“哎~”
两人简单购置了些用品,便架着马车出了城门一路向北。
宋钰不肯老实坐在车厢,硬是和周霁挤在一处,扑在他耳侧轻声戏谑,“当真是少女怀春君抱柱,妾有意来,郎无情~”
“夫人这是醋了?”
周霁偏头,蹭了蹭她的发梢。
“不如下次若再遇到匪徒劫持小娘子之事,还是劳夫人出手。
这春桃也好,红妆也罢,便便宜夫人了。
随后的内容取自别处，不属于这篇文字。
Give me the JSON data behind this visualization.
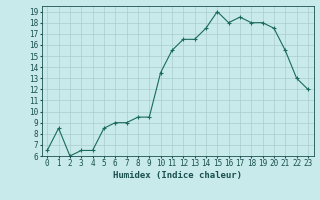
{
  "x": [
    0,
    1,
    2,
    3,
    4,
    5,
    6,
    7,
    8,
    9,
    10,
    11,
    12,
    13,
    14,
    15,
    16,
    17,
    18,
    19,
    20,
    21,
    22,
    23
  ],
  "y": [
    6.5,
    8.5,
    6.0,
    6.5,
    6.5,
    8.5,
    9.0,
    9.0,
    9.5,
    9.5,
    13.5,
    15.5,
    16.5,
    16.5,
    17.5,
    19.0,
    18.0,
    18.5,
    18.0,
    18.0,
    17.5,
    15.5,
    13.0,
    12.0
  ],
  "line_color": "#1a6b5a",
  "marker": "+",
  "marker_size": 3,
  "bg_color": "#c8eaea",
  "grid_color": "#aacccc",
  "xlabel": "Humidex (Indice chaleur)",
  "ylim": [
    6,
    19.5
  ],
  "xlim": [
    -0.5,
    23.5
  ],
  "yticks": [
    6,
    7,
    8,
    9,
    10,
    11,
    12,
    13,
    14,
    15,
    16,
    17,
    18,
    19
  ],
  "xticks": [
    0,
    1,
    2,
    3,
    4,
    5,
    6,
    7,
    8,
    9,
    10,
    11,
    12,
    13,
    14,
    15,
    16,
    17,
    18,
    19,
    20,
    21,
    22,
    23
  ],
  "font_color": "#1a5050",
  "label_fontsize": 6.5,
  "tick_fontsize": 5.5
}
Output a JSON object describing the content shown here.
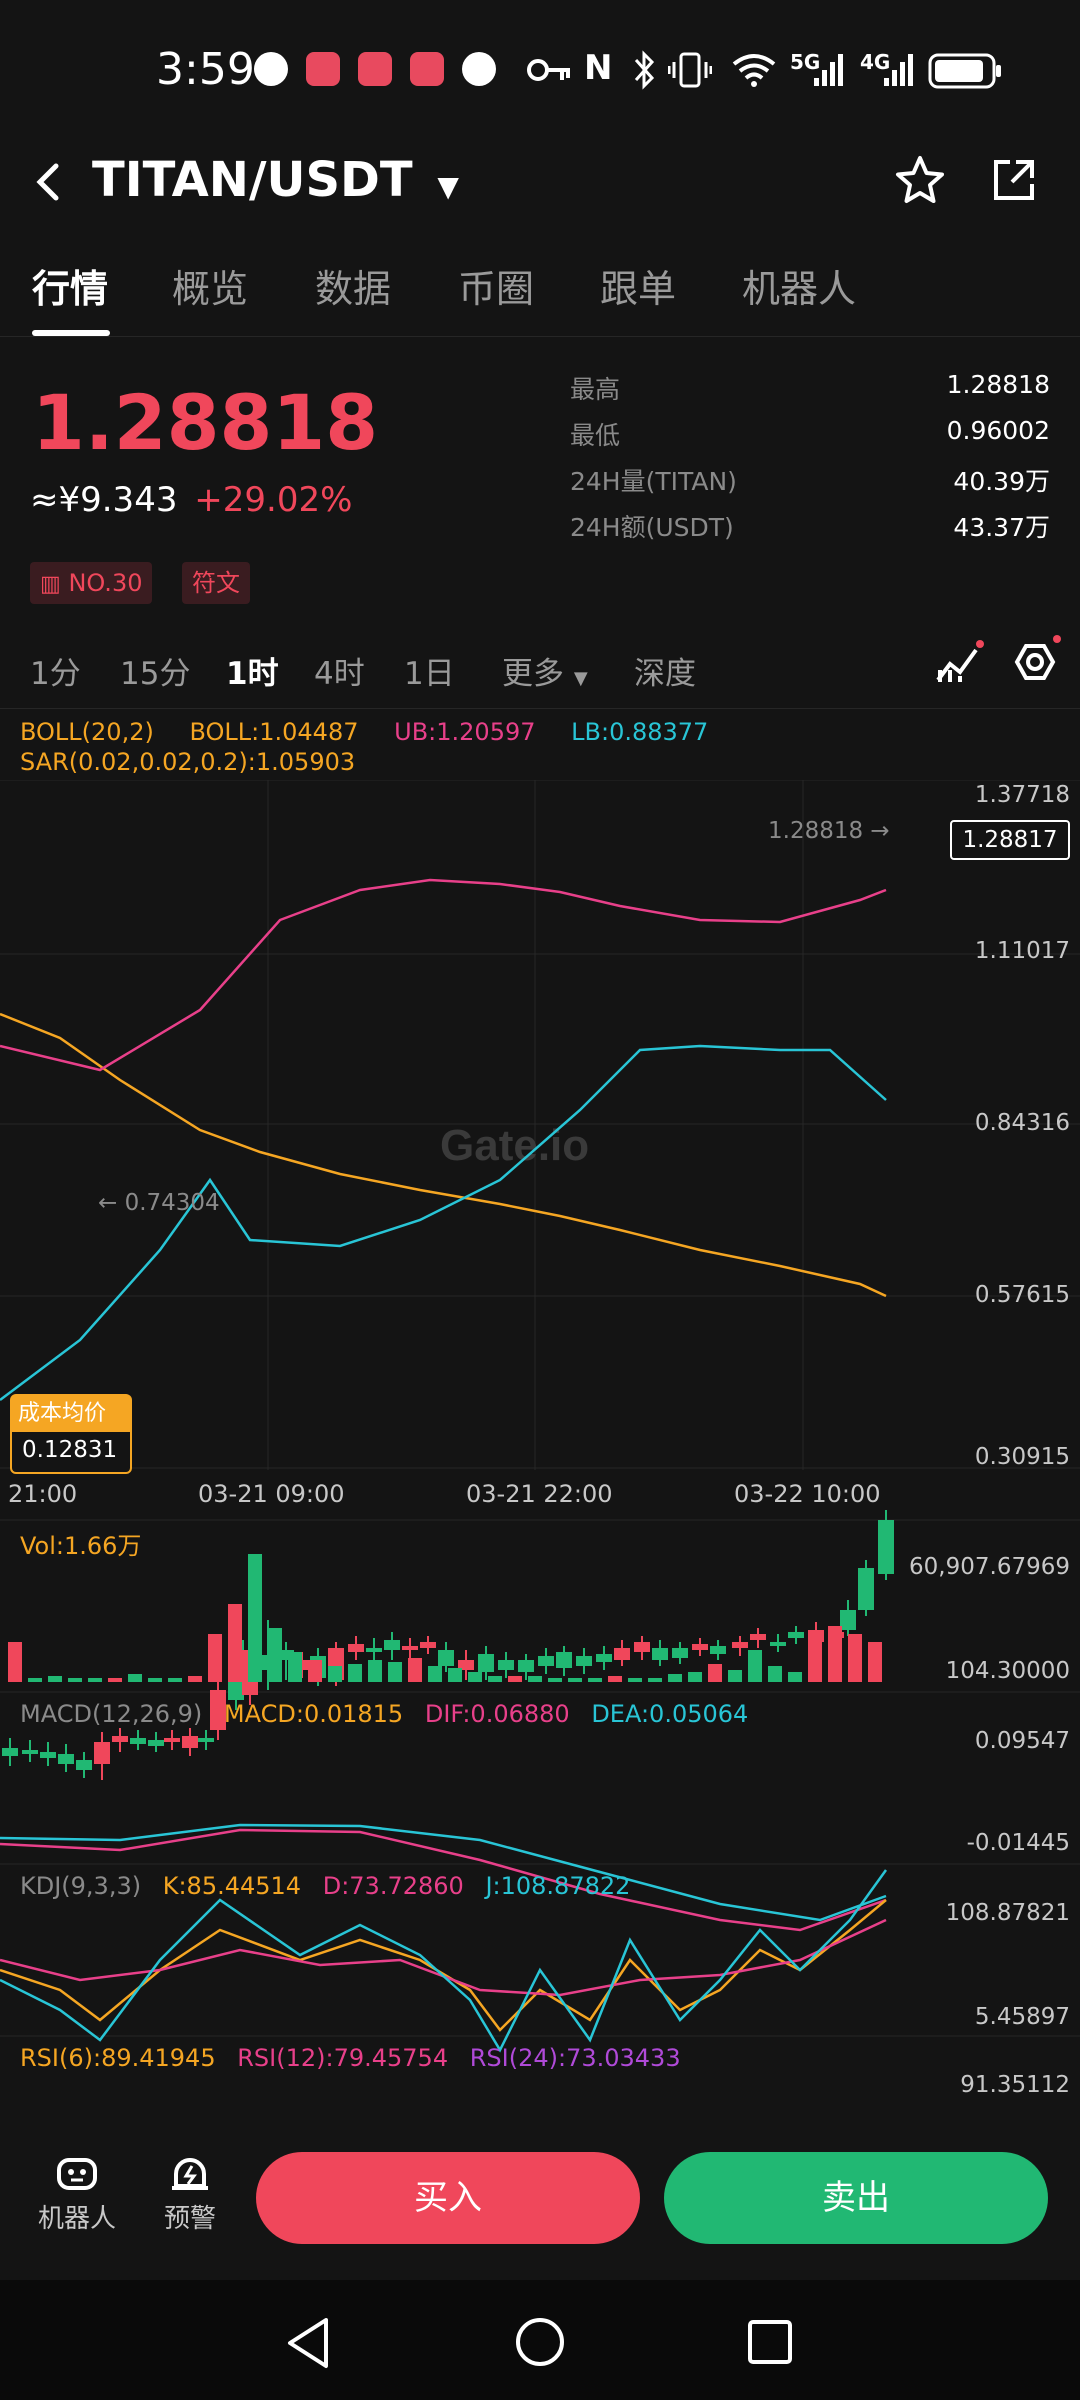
{
  "status_bar": {
    "time": "3:59",
    "network_5g": "5G",
    "network_4g": "4G"
  },
  "header": {
    "pair": "TITAN/USDT"
  },
  "tabs": [
    "行情",
    "概览",
    "数据",
    "币圈",
    "跟单",
    "机器人"
  ],
  "price": {
    "last": "1.28818",
    "cny": "≈¥9.343",
    "change": "+29.02%",
    "rank_tag": "NO.30",
    "category_tag": "符文"
  },
  "stats": [
    {
      "label": "最高",
      "value": "1.28818"
    },
    {
      "label": "最低",
      "value": "0.96002"
    },
    {
      "label": "24H量(TITAN)",
      "value": "40.39万"
    },
    {
      "label": "24H额(USDT)",
      "value": "43.37万"
    }
  ],
  "intervals": [
    "1分",
    "15分",
    "1时",
    "4时",
    "1日",
    "更多",
    "深度"
  ],
  "indicators": {
    "boll_name": "BOLL(20,2)",
    "boll_value": "BOLL:1.04487",
    "ub": "UB:1.20597",
    "lb": "LB:0.88377",
    "sar": "SAR(0.02,0.02,0.2):1.05903",
    "vol": "Vol:1.66万",
    "macd_name": "MACD(12,26,9)",
    "macd": "MACD:0.01815",
    "dif": "DIF:0.06880",
    "dea": "DEA:0.05064",
    "kdj_name": "KDJ(9,3,3)",
    "k": "K:85.44514",
    "d": "D:73.72860",
    "j": "J:108.87822",
    "rsi6": "RSI(6):89.41945",
    "rsi12": "RSI(12):79.45754",
    "rsi24": "RSI(24):73.03433"
  },
  "chart_axes": {
    "main_y": [
      "1.37718",
      "1.11017",
      "0.84316",
      "0.57615",
      "0.30915"
    ],
    "x": [
      "21:00",
      "03-21 09:00",
      "03-21 22:00",
      "03-22 10:00"
    ],
    "vol_y": [
      "60,907.67969",
      "104.30000"
    ],
    "macd_y": [
      "0.09547",
      "-0.01445"
    ],
    "kdj_y": [
      "108.87821",
      "5.45897"
    ],
    "rsi_y": "91.35112"
  },
  "chart_labels": {
    "high_marker": "1.28818 →",
    "low_marker": "← 0.74304",
    "current_price": "1.28817",
    "cost_label": "成本均价",
    "cost_value": "0.12831",
    "watermark": "Gate.io"
  },
  "bottom": {
    "robot": "机器人",
    "alert": "预警",
    "buy": "买入",
    "sell": "卖出"
  },
  "colors": {
    "up": "#f0475b",
    "down": "#21b873",
    "boll": "#f5a623",
    "ub": "#e8408a",
    "lb": "#29c5d6",
    "bg": "#141414"
  }
}
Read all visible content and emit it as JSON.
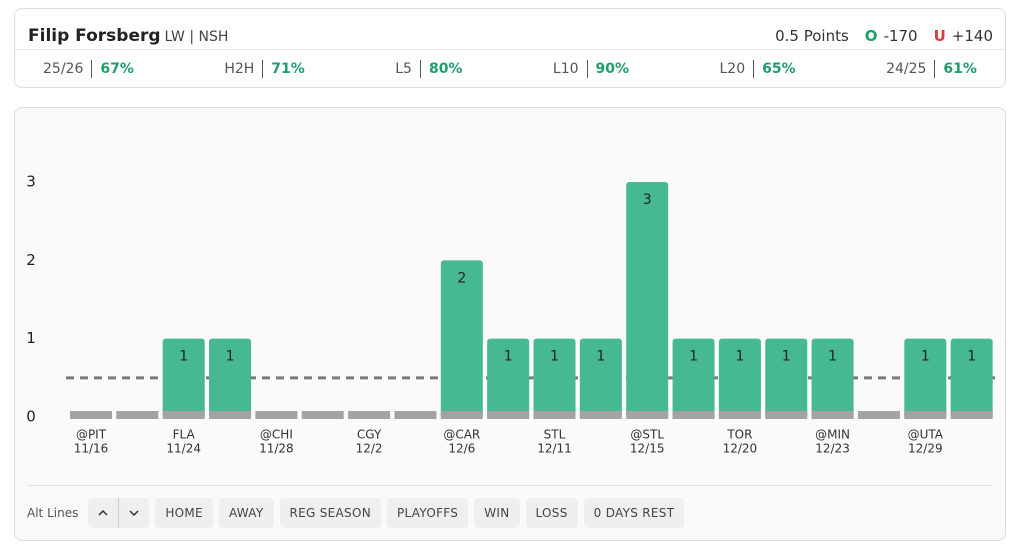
{
  "header": {
    "player": "Filip Forsberg",
    "position": "LW | NSH",
    "market": "0.5 Points",
    "over_label": "O",
    "over_odds": "-170",
    "under_label": "U",
    "under_odds": "+140"
  },
  "stats": [
    {
      "label": "25/26",
      "value": "67%"
    },
    {
      "label": "H2H",
      "value": "71%"
    },
    {
      "label": "L5",
      "value": "80%"
    },
    {
      "label": "L10",
      "value": "90%"
    },
    {
      "label": "L20",
      "value": "65%"
    },
    {
      "label": "24/25",
      "value": "61%"
    }
  ],
  "chart_data": {
    "type": "bar",
    "categories": [
      "@PIT",
      null,
      "FLA",
      null,
      "@CHI",
      null,
      "CGY",
      null,
      "@CAR",
      null,
      "STL",
      null,
      "@STL",
      null,
      "TOR",
      null,
      "@MIN",
      null,
      "@UTA",
      null
    ],
    "dates": [
      "11/16",
      null,
      "11/24",
      null,
      "11/28",
      null,
      "12/2",
      null,
      "12/6",
      null,
      "12/11",
      null,
      "12/15",
      null,
      "12/20",
      null,
      "12/23",
      null,
      "12/29",
      null
    ],
    "series": [
      {
        "color": "#47b990",
        "values": [
          0,
          0,
          1,
          1,
          0,
          0,
          0,
          0,
          2,
          1,
          1,
          1,
          3,
          1,
          1,
          1,
          1,
          0,
          1,
          1
        ]
      }
    ],
    "line": 0.5,
    "ylim": [
      0,
      3
    ],
    "yticks": [
      0,
      1,
      2,
      3
    ]
  },
  "filters": {
    "label": "Alt Lines",
    "buttons": [
      "HOME",
      "AWAY",
      "REG SEASON",
      "PLAYOFFS",
      "WIN",
      "LOSS",
      "0 DAYS REST"
    ]
  }
}
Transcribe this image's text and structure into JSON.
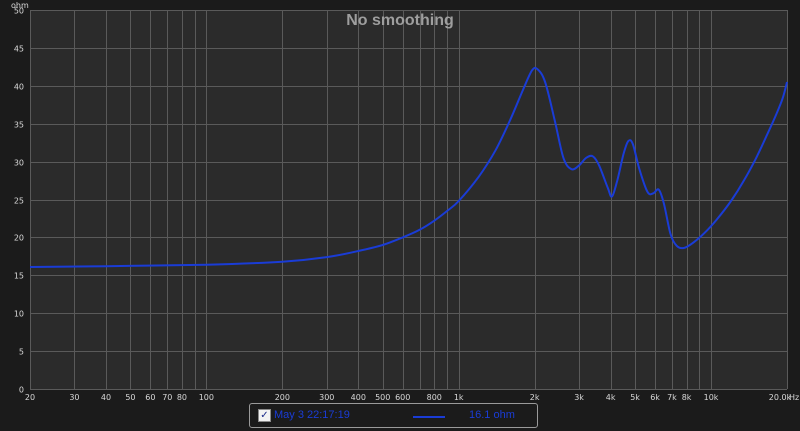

”
宋钰听他贫,也跟着乐,“那我肯定不让佳人空依门栏,哭愁肠~”
宋钰愁肠两字说得婉转,拉出好长一个尾音。
音落了自己先咯咯咯乐个不停。
她前些日子迷上了听曲儿,那段时间动不动便要拉着周霁陪她去茶楼,一坐便是半日,听多了竟也学了几分腔调。
可到底是鹦鹉学舌,唱出来自己都嫌。
周霁被调侃也不恼,嘴角上挑跟着笑。
两人虽未正式成婚,日常早与一般夫妇无异。
在外更是以夫妻相称,然,这世道男人三妻四妾是常态,饶是宋钰顶着夫人的名头,依然会有些自持美貌的小娘子抱着侥幸的心态自荐。
她见惯了,是以每每遇到总要调侃两句。
这一来二去的反而成了两人之间的小情趣。
眼看宋钰闹够了,周霁笑问,“当真要去北地?”
离开村子时周霁以为宋钰想要去南地,天冷了大雁南飞,去年两人就是一路撵着大雁策马,硬是甩脱了寒潮一头扎进了暖春。
后来宋钰又听说了神阙山的传闻,才过了冬又一路寻来,当时她还言冬日还是南边儿好,要等天冷了再回去。
不想她竟临时改了主意。
不过这人自离了京,离了宋家人后就成了自由的风,这情绪来了说走就走,就算是偶尔走错了路那也是将错就错,走到哪儿算哪儿。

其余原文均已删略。